The “reasons” why the latter three people were falsely convicted were less clear. Perhaps because we do not (I did not) generally think of white people being cheated by the justice system (unless they are a female in the context of sexual assault), and the narrative of the illy treated African American is so disgustingly common.

The most important thing I want to point out is that even now, people are wrongfully convicted all the time. This narrative is not unique to the 1970s. Being a victim of systematic injustice does not just happen to African Americans, or women who are sexually abused, or gay white men. It is not unique to a certain race or social class.
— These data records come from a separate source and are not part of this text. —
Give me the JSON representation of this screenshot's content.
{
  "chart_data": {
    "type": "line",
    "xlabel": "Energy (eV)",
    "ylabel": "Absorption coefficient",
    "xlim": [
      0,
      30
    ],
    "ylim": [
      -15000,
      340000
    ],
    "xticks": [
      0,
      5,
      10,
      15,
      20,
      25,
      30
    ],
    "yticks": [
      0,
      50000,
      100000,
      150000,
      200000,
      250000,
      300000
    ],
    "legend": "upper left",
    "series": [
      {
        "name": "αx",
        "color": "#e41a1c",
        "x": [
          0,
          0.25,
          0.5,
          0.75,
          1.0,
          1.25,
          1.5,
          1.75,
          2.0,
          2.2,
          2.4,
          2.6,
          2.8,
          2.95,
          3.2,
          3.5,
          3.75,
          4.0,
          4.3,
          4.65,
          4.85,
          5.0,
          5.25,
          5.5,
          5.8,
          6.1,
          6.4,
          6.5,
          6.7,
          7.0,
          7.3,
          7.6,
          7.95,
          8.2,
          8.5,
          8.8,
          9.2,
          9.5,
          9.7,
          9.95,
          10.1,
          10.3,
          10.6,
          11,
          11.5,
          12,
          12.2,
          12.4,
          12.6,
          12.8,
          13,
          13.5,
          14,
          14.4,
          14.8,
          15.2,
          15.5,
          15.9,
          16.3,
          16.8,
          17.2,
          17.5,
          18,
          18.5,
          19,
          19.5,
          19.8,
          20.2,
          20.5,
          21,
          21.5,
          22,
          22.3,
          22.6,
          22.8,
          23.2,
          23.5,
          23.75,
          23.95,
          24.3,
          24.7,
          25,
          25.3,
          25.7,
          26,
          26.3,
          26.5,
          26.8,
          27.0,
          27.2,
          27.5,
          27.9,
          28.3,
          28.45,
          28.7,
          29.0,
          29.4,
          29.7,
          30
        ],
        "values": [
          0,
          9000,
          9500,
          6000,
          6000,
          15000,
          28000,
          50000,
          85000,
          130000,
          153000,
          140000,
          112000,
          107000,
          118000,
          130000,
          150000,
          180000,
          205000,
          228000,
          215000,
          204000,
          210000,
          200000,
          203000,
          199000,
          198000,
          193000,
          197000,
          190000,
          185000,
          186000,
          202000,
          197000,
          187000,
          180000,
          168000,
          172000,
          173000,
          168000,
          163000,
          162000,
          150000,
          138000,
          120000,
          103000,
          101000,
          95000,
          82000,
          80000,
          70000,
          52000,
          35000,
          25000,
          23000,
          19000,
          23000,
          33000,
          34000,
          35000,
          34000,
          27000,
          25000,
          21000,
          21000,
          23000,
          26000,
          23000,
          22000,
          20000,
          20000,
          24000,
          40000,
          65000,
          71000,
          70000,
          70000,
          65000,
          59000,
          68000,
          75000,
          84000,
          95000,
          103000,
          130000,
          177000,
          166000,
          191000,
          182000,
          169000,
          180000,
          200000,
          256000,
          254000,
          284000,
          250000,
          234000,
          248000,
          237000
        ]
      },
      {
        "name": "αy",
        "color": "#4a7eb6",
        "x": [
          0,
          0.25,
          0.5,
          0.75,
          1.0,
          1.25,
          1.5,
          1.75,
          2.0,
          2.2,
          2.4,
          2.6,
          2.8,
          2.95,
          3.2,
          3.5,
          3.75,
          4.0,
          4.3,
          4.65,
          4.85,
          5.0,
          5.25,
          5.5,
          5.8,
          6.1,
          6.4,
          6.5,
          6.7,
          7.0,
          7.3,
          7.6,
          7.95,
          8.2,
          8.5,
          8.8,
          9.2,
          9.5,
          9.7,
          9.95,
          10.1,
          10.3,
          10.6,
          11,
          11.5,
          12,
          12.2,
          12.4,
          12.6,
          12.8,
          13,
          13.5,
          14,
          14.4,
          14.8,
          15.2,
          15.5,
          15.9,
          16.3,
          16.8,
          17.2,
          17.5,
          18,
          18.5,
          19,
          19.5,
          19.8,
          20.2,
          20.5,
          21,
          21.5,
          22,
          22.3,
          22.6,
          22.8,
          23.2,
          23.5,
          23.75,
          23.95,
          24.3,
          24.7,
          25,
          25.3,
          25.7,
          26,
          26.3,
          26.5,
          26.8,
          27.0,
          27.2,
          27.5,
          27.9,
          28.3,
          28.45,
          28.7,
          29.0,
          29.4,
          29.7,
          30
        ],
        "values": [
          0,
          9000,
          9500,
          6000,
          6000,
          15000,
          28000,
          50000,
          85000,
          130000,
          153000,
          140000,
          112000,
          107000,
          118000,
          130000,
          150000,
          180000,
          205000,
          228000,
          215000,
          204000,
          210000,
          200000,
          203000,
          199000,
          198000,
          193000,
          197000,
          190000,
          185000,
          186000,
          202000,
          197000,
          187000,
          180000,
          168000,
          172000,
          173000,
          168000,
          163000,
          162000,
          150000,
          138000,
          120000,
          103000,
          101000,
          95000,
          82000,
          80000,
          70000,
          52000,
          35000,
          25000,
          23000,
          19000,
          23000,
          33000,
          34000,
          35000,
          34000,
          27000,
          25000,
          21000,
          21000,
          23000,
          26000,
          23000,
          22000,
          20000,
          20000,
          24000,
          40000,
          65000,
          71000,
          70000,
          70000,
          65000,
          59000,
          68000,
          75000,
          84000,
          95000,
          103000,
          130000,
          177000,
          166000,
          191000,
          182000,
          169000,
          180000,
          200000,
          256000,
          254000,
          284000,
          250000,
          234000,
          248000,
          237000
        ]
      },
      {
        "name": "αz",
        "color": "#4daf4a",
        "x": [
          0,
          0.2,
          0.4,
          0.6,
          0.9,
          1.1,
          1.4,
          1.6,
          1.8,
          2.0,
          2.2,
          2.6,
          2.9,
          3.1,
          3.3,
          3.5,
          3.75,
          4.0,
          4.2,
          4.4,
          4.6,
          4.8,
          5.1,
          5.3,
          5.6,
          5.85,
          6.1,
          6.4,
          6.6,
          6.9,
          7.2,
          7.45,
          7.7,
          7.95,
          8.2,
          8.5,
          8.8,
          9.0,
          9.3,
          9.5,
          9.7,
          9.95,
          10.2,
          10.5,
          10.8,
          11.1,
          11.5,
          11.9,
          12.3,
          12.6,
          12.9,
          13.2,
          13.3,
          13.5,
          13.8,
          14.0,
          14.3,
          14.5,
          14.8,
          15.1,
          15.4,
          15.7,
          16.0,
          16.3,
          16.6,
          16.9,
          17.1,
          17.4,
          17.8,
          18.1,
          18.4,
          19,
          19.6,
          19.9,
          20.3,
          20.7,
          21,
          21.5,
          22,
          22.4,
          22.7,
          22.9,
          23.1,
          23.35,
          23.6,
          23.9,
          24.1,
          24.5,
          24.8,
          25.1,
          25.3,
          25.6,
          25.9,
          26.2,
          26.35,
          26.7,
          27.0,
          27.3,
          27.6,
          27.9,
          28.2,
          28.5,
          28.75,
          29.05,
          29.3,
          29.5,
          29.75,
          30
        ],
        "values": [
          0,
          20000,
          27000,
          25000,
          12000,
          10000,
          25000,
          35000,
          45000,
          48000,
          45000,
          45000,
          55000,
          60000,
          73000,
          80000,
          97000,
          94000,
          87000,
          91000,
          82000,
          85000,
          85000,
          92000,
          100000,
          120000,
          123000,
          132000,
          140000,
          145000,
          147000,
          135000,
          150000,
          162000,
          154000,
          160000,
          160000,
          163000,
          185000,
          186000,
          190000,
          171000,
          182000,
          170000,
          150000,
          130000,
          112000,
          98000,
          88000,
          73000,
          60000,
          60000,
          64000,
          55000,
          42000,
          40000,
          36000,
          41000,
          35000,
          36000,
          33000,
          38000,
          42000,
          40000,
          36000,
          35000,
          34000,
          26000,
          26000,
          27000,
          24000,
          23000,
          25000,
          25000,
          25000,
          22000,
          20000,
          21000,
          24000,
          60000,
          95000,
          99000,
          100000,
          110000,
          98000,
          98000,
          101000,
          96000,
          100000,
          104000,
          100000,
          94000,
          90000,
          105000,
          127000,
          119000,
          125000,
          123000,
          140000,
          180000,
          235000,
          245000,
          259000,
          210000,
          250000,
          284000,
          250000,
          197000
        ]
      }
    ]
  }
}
Plenty of children of all races and social class are under the guardianship of caregivers who abuse them, sometimes for decades, even when Child Protective Services has already been called numerous times.

Of course, being wrongfully convicted is more common for certain demographics because our justice system favors the economically well off (if you don’t have the means to hire a lawyer, you may be assigned one who is overworked, underpaid, unexperienced, or has no intention of looking out for your best interest. It happens all the time.) Or, being of a privileged social status may decrease your chances of becoming a victim. But it does not prevent it. What I have learned throughout the years, is that the court system is all about connections and social status.

Why, when two people commit murder, one is put on death row and the other is sentenced ten years in prison, and then gets out in three? Where is the logic? What do we do in a society that wrongfully convicts the innocent and acquits the guilty? That’s not to say there aren’t any success stories. But I often wonder, do we have a justice system? Or do we have a system that places blame? Personally, I believe it is the latter.

For the unlucky ones—when you come out of prison, you have to learn how to feel again. If you didn’t have problems with mental health before prison, you most likely will have them after being in that kind of an environment.

I feel compelled into action. But I don’t know what to do. The only bandage I can think of for this enormous wound is compassion. Believe someone. Being wronged by the justice system does not automatically mean you lied or did something wrong. Sometimes, the most damaging experience isn’t the traumatic incident itself, but afterwards, when people don’t believe you. Or when your credibility is scrutinized in court. Or when you have to recount every traumatic moment in excruciating detail while prosecutors cross-examine you and question why your description of the events was not precisely the same as the testimony you gave six months or two years ago. Because yes, court cases do get dragged on for that long, and often much longer.

Be aware of our unjust “justice” system. We may not be able to eradicate the unfair and immoral. But we can listen.